Até chegarem a Portugal, os fugidos à guerra e ao nazismo necessitavam de um visto de saída da Alemanha ou dos países ocupados, de um visto de entrada na "zona livre” francesa, de um visto de trânsito espanhol e de outro português do qual dependia a concessão dos anteriores. Este só era, por seu turno, dado em função da prévia obtenção de um visto de entrada num país de destino e de uma passagem num navio.

Como noutros países, a política portuguesa de fronteiras tornou-se tanto mais restritiva quanto maior era o afluxo de pessoas que necessitavam de salvar a vida através de Portugal. À preocupação inicial em restringir o número dos que entravam no país e a concorrência estrangeira em certos sectores diferenciados do mercado de trabalho, sucedeu a tentativa de conter a enorme vaga de entradas e de impedir que Portugal fosse um país de exílio definitivo.
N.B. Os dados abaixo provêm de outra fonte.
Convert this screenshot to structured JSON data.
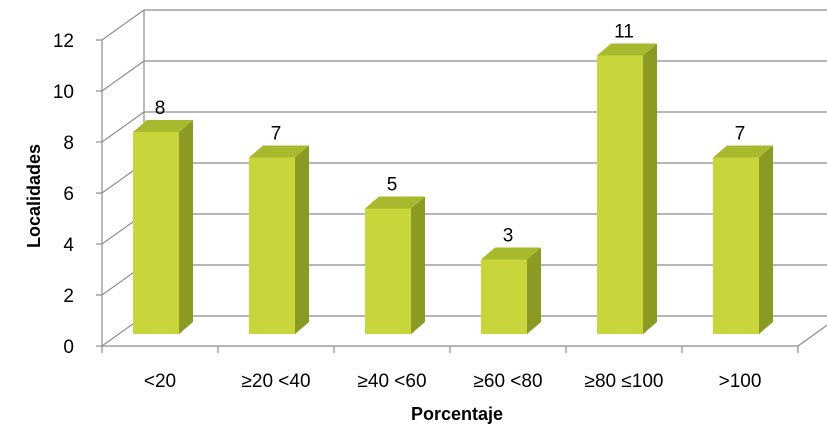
{
  "chart_data": {
    "type": "bar",
    "categories": [
      "<20",
      "≥20 <40",
      "≥40 <60",
      "≥60 <80",
      "≥80 ≤100",
      ">100"
    ],
    "values": [
      8,
      7,
      5,
      3,
      11,
      7
    ],
    "data_labels": [
      "8",
      "7",
      "5",
      "3",
      "11",
      "7"
    ],
    "xlabel": "Porcentaje",
    "ylabel": "Localidades",
    "ylim": [
      0,
      12
    ],
    "y_ticks": [
      "0",
      "2",
      "4",
      "6",
      "8",
      "10",
      "12"
    ],
    "grid": true,
    "legend": "none",
    "colors": {
      "bar_front": "#c8d63c",
      "bar_side": "#8a9a22",
      "bar_top": "#a9b92e",
      "grid": "#8c8c8c",
      "axis": "#8c8c8c"
    }
  }
}
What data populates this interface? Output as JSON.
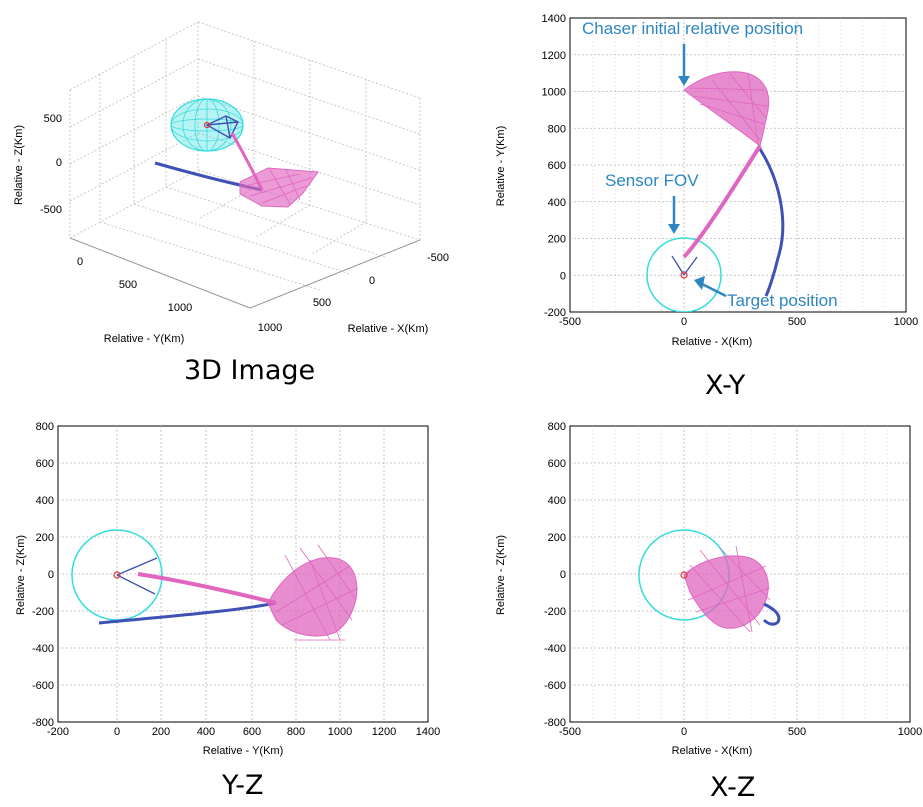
{
  "panels": {
    "p3d": {
      "caption": "3D Image",
      "z_label": "Relative - Z(Km)",
      "y_label": "Relative - Y(Km)",
      "x_label": "Relative - X(Km)",
      "z_ticks": [
        "500",
        "0",
        "-500"
      ],
      "y_ticks": [
        "0",
        "500",
        "1000"
      ],
      "x_ticks": [
        "-500",
        "0",
        "500",
        "1000"
      ]
    },
    "xy": {
      "caption": "X-Y",
      "x_label": "Relative - X(Km)",
      "y_label": "Relative - Y(Km)",
      "x_ticks": [
        "-500",
        "0",
        "500",
        "1000"
      ],
      "y_ticks": [
        "1400",
        "1200",
        "1000",
        "800",
        "600",
        "400",
        "200",
        "0",
        "-200"
      ],
      "annotations": {
        "chaser": "Chaser initial relative position",
        "sensor": "Sensor FOV",
        "target": "Target position"
      }
    },
    "yz": {
      "caption": "Y-Z",
      "x_label": "Relative - Y(Km)",
      "y_label": "Relative - Z(Km)",
      "x_ticks": [
        "-200",
        "0",
        "200",
        "400",
        "600",
        "800",
        "1000",
        "1200",
        "1400"
      ],
      "y_ticks": [
        "800",
        "600",
        "400",
        "200",
        "0",
        "-200",
        "-400",
        "-600",
        "-800"
      ]
    },
    "xz": {
      "caption": "X-Z",
      "x_label": "Relative - X(Km)",
      "y_label": "Relative - Z(Km)",
      "x_ticks": [
        "-500",
        "0",
        "500",
        "1000"
      ],
      "y_ticks": [
        "800",
        "600",
        "400",
        "200",
        "0",
        "-200",
        "-400",
        "-600",
        "-800"
      ]
    }
  },
  "colors": {
    "trajectory_blue": "#3f51b5",
    "trajectory_pink": "#e066c0",
    "fov_circle": "#33dddd",
    "annotation": "#2e86c1",
    "grid": "#b8b8b8"
  },
  "chart_data": [
    {
      "type": "line",
      "panel": "3D Image",
      "xlabel": "Relative - X(Km)",
      "ylabel": "Relative - Y(Km)",
      "zlabel": "Relative - Z(Km)",
      "xlim": [
        -500,
        1000
      ],
      "ylim": [
        0,
        1000
      ],
      "zlim": [
        -500,
        500
      ]
    },
    {
      "type": "line",
      "panel": "X-Y",
      "xlabel": "Relative - X(Km)",
      "ylabel": "Relative - Y(Km)",
      "xlim": [
        -500,
        1000
      ],
      "ylim": [
        -200,
        1400
      ],
      "grid": true,
      "series": [
        {
          "role": "blue-trajectory",
          "x": [
            410,
            420,
            430,
            425,
            410,
            385,
            365
          ],
          "y": [
            700,
            560,
            400,
            250,
            120,
            20,
            -80
          ]
        },
        {
          "role": "pink-cluster",
          "x": [
            0,
            120,
            250,
            380,
            410,
            0
          ],
          "y": [
            1000,
            1040,
            1050,
            1020,
            690,
            1000
          ]
        },
        {
          "role": "pink-approach",
          "x": [
            410,
            300,
            200,
            100,
            0
          ],
          "y": [
            700,
            530,
            380,
            230,
            100
          ]
        },
        {
          "role": "fov-circle",
          "center": [
            0,
            0
          ],
          "radius": 200
        }
      ],
      "annotations": [
        {
          "text": "Chaser initial relative position",
          "x": 0,
          "y": 1000
        },
        {
          "text": "Sensor FOV",
          "x": -60,
          "y": 130
        },
        {
          "text": "Target position",
          "x": 0,
          "y": 0
        }
      ]
    },
    {
      "type": "line",
      "panel": "Y-Z",
      "xlabel": "Relative - Y(Km)",
      "ylabel": "Relative - Z(Km)",
      "xlim": [
        -200,
        1400
      ],
      "ylim": [
        -800,
        800
      ],
      "grid": true,
      "series": [
        {
          "role": "blue-trajectory",
          "x": [
            -70,
            100,
            300,
            500,
            680
          ],
          "y": [
            -260,
            -250,
            -230,
            -200,
            -160
          ]
        },
        {
          "role": "pink-approach",
          "x": [
            100,
            300,
            500,
            680
          ],
          "y": [
            0,
            -40,
            -90,
            -160
          ]
        },
        {
          "role": "pink-cluster",
          "x": [
            680,
            800,
            950,
            1080,
            1050,
            900,
            780,
            680
          ],
          "y": [
            -160,
            60,
            80,
            0,
            -280,
            -330,
            -300,
            -160
          ]
        },
        {
          "role": "fov-circle",
          "center": [
            0,
            0
          ],
          "radius": 200
        }
      ]
    },
    {
      "type": "line",
      "panel": "X-Z",
      "xlabel": "Relative - X(Km)",
      "ylabel": "Relative - Z(Km)",
      "xlim": [
        -500,
        1000
      ],
      "ylim": [
        -800,
        800
      ],
      "grid": true,
      "series": [
        {
          "role": "pink-cluster",
          "x": [
            0,
            150,
            300,
            380,
            300,
            200,
            100,
            0
          ],
          "y": [
            0,
            80,
            30,
            -150,
            -280,
            -300,
            -150,
            0
          ]
        },
        {
          "role": "blue-trajectory",
          "x": [
            380,
            410,
            420,
            400,
            370
          ],
          "y": [
            -160,
            -170,
            -210,
            -240,
            -250
          ]
        },
        {
          "role": "fov-circle",
          "center": [
            0,
            0
          ],
          "radius": 200
        }
      ]
    }
  ]
}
Como se viu, o Ministério dos Negócios Estrangeiros português (M.N.E.) preocupou-se, em 1936, depois do início da guerra civil espanhola, em impedir a entrada do país a espanhóis "vermelhos” e a russos e em restringir aos apátridas, polacos e portadores de passaportes Nansen a estadia em Portugal.

Mas, a partir de 1938, com o início da legislação anti-semita na Alemanha, o impedimento do exercício de certas profissões a judeus, a sua expulsão da vida económica, a fiscalização da propriedade judaica e a Kristallnacht impeliram muitos judeus alemães a saírem do seu país. O próprio governo nacional-socialista incentivou, até Outubro de 1941, a saída "legal” dos que considerava estarem fora da "Volksgemeinschaft”, obrigando os judeus a um "imposto de fuga”, proibindo-lhes a transferência da maior parte dos seus bens e atribuindo-lhes, ainda antes da aposição do "J” nos passaportes dos judeus, passaportes "especiais”.

Esses "vistos de saída” , que só eram válidos para o estrangeiro e tinham um prazo inferior ao normal e a indicação de que o portador era emigrante, impediam o regresso dos seus portadores à Alemanha. Por isso, o ministro de Portugal em Berlim, Veiga Simões, ao mesmo tempo que relatava as barbaridades cometidas contra os judeus e informava sobre o perigo que corriam alguns cônsules honorários de Portugal na Alemanha , alertou porém o M.N.E. para o perigo da emigração massiva de judeus alemães e sugeriu que esses passaportes "especiais” fossem sujeitos a vistos.

Aos judeus e anti-nazis alemães que começaram a demandar outros países europeus, em 1938, juntar-se-iam judeus da Áustria, da Checoslováquia e da Itália, quando a legislação anti-semita se espalhou a esses países, depois do Anschluss e da invasão dos Sudetas. De Roma, os ministros portugueses no Quirinal e no Vaticano deram conta das novas leis contra os judeus promulgadas por Mussolini na Itália e também alertaram para o perigo que poderia representar para Portugal uma entrada maciça de refugiados judeus. Por seu turno, o ministro português em Viena informou, em Junho, o Ministério de que recusara visar os passaportes de polacos que a Alemanha queria, através da privação de meios de subsistência, expulsar da Áustria e que a Polónia, que ameaçava retirar-lhes a nacionalidade, não deixava regressar.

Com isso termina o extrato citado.